Glycomine has bagged a $115 million series C round to continue the progress of its lead candidate through phase 2 development for a rare genetic disorder.
The asset in question, dubbed GLM101, is a mannose-1-phosphate replacement therapy. Glycomine is touting the drug as the first disease-modifying therapeutic in development for phosphomannomutase-2 congenital disorder of glycosylation (PMM2-CDG), a rare, life-threatening condition caused by a genetic mutation that results in the PMM2 protein having reduced activity.
Glycomine has already taken GLM101 into a phase 2 study that has enrolled more than 20 patients in Europe and the U.S. So far, data from nine adult and adolescent patients have shown an 11.9-point improvement in a score of ataxia—a lack of muscle control that is a hallmark of PMM2-CDG—over 24 weeks.
The San Carlos, California-based biotech is now looking to use its series C cash to fund a phase 2b study to further demonstrate GLM101’s efficacy.
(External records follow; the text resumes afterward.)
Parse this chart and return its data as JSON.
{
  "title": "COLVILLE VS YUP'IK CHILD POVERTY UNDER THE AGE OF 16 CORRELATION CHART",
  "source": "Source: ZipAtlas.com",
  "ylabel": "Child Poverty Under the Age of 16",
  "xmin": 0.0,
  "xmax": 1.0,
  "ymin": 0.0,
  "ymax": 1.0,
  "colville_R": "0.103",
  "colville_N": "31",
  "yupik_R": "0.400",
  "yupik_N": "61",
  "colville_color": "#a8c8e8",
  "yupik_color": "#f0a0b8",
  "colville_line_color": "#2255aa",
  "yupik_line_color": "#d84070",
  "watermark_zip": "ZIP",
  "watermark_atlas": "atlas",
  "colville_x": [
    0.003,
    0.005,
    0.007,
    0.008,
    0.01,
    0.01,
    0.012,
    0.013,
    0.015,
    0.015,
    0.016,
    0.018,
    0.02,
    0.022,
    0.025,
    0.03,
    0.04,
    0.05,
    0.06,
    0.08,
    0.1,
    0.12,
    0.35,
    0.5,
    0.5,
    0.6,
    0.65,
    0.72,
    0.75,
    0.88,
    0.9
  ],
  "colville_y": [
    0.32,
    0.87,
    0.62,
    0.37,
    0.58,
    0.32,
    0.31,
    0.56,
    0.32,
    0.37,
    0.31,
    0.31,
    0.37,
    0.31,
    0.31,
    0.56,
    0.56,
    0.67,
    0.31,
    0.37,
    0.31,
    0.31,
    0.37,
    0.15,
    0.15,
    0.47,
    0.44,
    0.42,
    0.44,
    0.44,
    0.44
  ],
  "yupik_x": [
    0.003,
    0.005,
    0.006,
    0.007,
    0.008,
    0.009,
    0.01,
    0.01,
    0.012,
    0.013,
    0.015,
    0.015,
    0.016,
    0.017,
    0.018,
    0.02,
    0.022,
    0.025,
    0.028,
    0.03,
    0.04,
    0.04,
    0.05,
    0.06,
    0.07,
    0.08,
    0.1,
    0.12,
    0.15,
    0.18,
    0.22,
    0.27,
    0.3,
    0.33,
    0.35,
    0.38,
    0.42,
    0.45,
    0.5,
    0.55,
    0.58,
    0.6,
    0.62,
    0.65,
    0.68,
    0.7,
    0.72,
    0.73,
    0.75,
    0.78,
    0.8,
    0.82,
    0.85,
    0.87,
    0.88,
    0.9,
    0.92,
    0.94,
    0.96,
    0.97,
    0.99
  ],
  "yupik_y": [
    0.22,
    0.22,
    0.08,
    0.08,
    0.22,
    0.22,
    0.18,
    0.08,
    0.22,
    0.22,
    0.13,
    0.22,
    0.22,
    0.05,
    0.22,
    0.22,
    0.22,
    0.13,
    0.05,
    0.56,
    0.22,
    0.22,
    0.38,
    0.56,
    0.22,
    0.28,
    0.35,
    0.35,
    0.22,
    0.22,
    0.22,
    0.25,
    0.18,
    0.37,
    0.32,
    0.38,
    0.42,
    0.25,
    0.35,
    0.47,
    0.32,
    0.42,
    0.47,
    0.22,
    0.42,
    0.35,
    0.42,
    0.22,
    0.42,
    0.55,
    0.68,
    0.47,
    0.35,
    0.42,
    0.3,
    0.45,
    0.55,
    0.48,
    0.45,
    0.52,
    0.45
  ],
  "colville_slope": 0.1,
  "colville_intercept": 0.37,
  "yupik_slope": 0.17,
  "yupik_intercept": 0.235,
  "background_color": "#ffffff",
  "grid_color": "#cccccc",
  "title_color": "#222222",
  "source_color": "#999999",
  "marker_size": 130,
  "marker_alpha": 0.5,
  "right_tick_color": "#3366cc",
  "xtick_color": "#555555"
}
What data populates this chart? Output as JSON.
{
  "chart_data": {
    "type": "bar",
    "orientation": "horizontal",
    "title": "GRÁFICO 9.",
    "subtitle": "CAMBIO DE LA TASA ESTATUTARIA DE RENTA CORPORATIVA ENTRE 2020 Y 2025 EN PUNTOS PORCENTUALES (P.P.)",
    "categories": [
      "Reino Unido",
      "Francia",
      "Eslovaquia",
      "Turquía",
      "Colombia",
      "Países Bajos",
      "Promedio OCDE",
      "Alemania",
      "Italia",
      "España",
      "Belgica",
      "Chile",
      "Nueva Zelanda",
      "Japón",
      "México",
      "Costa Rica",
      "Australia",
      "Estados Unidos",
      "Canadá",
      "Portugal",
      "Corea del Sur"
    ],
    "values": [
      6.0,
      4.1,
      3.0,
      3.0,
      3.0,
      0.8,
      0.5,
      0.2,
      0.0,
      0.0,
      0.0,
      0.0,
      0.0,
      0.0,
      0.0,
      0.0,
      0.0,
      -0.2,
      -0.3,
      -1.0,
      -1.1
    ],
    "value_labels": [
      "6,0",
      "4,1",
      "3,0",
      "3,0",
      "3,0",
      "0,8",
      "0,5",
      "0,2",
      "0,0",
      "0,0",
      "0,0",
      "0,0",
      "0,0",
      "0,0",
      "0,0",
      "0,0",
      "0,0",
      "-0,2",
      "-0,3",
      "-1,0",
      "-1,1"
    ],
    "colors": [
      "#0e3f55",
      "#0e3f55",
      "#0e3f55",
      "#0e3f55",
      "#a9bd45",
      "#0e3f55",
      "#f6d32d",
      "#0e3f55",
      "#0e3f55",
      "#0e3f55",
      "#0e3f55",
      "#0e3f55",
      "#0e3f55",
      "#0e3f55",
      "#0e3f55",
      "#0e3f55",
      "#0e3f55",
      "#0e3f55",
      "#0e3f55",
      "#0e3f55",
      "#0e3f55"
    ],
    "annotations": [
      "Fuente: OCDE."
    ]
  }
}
Today’s fundraise was led by CTI Life Sciences Fund as well as funds managed by abrdn and Advent Life Sciences alongside previous backers Novo Holdings, Sanofi Ventures, Abingworth, RiverVest Venture Partners, Sanderling Ventures, Chiesi Ventures, Remiges Ventures and Asahi Kasei Ventures.
As part of the financing, CTI Ventures Managing Partner Youssef Bennani, Ph.D., and Advent Life Sciences General Partner Dominic Schmidt, Ph.D., are joining Glycomine’s board.
“We are excited to partner with our new investors who have strong track records in rare diseases and for the continued support from our existing investors,” Glycomine’s CEO Steve Axon said in the April 16 release. “This financing will enable us to advance GLM101 into a randomized, placebo-controlled trial later this year—an important step toward bringing the first disease-modifying therapeutic to patients with PMM2-CDG.”
Glycomine's latest fundraise follows a $12 million series A in 2016 and a $68 million series B spread across 2019 and 2021.
Other players in the PMM2-CDG space are assessing whether aldose reductase inhibitors can treat the disorder—namely Applied Therapeutics’ govorestat and Perlara’s attempt to repurpose the diabetic neuropathy drug epalrestat.